In ExpAn we have the possibility to conduct multinomial goodness of fit test (chi-square test). The test is applied when you have one categorical variable from a single population. It is used to determine whether sample data are consistent with a hypothesized distribution (allocation of traffic or split percentage).

This test, in our case, is used to check the variant split based on the claimed percentage. For example, we want 50% of the users to be exposed to control variant (for example, green checkout button) and 50% of the users to be exposed to treatment variant (for example, yellow checkout button). We conduct a random assignment of variants and would like to check whether the random assignment did the right job and we’ve got the correct split of the variants. We would also like to know whether the variant split consistent with the specified percentage after the outlier filtering as well.
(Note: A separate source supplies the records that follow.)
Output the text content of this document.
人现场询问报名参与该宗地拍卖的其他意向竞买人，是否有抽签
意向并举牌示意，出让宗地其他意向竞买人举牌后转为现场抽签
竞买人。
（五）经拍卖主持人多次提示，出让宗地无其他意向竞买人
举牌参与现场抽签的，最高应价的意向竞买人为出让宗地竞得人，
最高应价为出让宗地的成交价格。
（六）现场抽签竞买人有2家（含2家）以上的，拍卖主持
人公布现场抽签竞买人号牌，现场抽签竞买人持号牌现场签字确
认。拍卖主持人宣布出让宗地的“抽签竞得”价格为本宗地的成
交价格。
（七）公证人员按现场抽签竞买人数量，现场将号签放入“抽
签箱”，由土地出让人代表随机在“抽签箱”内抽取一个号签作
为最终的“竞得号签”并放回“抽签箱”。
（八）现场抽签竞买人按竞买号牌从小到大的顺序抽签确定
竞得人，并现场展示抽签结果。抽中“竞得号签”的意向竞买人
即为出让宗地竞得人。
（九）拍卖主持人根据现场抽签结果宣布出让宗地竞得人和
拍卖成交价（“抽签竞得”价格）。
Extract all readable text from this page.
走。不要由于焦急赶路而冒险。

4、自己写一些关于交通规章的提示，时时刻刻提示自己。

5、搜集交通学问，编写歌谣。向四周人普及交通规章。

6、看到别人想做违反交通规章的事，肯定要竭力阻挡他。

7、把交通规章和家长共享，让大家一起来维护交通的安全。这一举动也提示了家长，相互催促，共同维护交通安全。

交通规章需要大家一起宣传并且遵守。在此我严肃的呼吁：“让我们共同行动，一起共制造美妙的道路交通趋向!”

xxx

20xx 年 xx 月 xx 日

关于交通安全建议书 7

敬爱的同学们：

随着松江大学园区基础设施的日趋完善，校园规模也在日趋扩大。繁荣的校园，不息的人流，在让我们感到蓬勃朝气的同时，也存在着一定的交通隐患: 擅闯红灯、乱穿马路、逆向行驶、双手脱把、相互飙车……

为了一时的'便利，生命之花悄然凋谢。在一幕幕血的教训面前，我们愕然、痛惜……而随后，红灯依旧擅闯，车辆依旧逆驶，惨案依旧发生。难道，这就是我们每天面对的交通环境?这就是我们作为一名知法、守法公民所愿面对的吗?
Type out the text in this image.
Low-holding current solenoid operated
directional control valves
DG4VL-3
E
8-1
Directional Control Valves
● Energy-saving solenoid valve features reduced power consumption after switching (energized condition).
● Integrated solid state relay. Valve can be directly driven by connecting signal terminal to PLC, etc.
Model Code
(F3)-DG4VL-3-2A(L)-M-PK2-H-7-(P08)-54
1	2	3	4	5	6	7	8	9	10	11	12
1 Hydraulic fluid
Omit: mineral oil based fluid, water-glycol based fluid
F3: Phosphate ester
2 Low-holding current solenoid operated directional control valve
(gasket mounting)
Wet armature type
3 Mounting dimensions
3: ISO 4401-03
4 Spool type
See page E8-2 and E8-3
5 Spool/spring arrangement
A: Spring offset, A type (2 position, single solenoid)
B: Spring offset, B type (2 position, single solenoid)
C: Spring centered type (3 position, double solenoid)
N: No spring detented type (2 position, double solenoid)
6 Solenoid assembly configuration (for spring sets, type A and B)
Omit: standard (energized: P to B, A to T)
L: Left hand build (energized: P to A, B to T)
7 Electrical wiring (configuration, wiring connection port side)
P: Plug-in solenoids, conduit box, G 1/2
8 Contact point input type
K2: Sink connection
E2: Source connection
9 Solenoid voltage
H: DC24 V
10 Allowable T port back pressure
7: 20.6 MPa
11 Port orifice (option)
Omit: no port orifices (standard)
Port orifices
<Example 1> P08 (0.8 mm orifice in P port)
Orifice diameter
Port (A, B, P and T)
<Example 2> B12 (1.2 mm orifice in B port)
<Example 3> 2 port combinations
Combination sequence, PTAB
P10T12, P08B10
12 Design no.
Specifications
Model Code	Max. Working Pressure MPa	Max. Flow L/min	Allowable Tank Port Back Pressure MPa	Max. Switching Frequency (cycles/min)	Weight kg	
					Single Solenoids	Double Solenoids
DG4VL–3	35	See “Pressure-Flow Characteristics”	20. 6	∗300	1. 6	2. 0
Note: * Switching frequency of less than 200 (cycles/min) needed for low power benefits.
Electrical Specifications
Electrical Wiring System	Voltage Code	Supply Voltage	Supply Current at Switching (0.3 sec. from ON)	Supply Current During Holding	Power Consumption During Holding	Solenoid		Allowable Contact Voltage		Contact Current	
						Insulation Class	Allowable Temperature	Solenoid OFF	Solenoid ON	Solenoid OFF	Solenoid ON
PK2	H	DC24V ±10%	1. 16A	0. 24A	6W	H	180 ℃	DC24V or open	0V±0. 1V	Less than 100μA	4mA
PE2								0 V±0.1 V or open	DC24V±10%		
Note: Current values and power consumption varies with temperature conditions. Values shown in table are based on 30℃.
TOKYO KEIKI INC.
The Ho is: the data are consistent with a specified distribution (or the variant split corresponds to the expected percentage) The Ha is: the data are not consistent with a specified distribution (or the variant split do not correspond to the expected percentage) Typically, the null hypothesis (Ho) specifies the proportion of observations at each level of the categorical variable. The alternative hypothesis (Ha) is that at least one of the specified proportions is not true.

Multinomial goodness of fit test is described with one intuitive formula:

\[{\chi}^2_{K-1} = \sum_{i=1}^{K} \frac{(O_i - E_i)^2}{E_i}\]

Here \(O\) denotes the observed number of users buckets in bucket \(i\), and \(E\) denotes the expected number of users bucketed in each bucket. \(K\) - overall number of buckets. The statistics capture how much each bucket deviates from the expected value, and the summation captures the overall deviation. Source

We use 0.05 significance level as the default one. We compute p-value - the probability of observing a sample statistics as extreme as the test statistic - and compare it to the significance level. We reject the null hypothesis when the p-value is less than the significance level.

We can use this test to check the correct split for the subgroups as well.

Multiple testing problem for chi-square testing

Since chi-square testing is also a hypothesis testing, you need to keep in mind that multiple chi-square testing brings the problem of increasing of false positives rate described in the previous section. Let say, you want to test the correctness of your variants split 5 times at different times with 0.05 alpha. For 5 tests your alpha is no longer 0.05, but \(1 - (1 - 0.05)^{5} \approx 0.23\). Correction for multiple chi-square testing is needed here. In this case, you can run several chi-square tests and collect p-values, сorrect p-values with one of our correction methods (CorrectionMethod.BONFERRONI, CorrectionMethod.BH) to get new corrected alpha, and make a decision about correctness of the variants splits using that new alpha.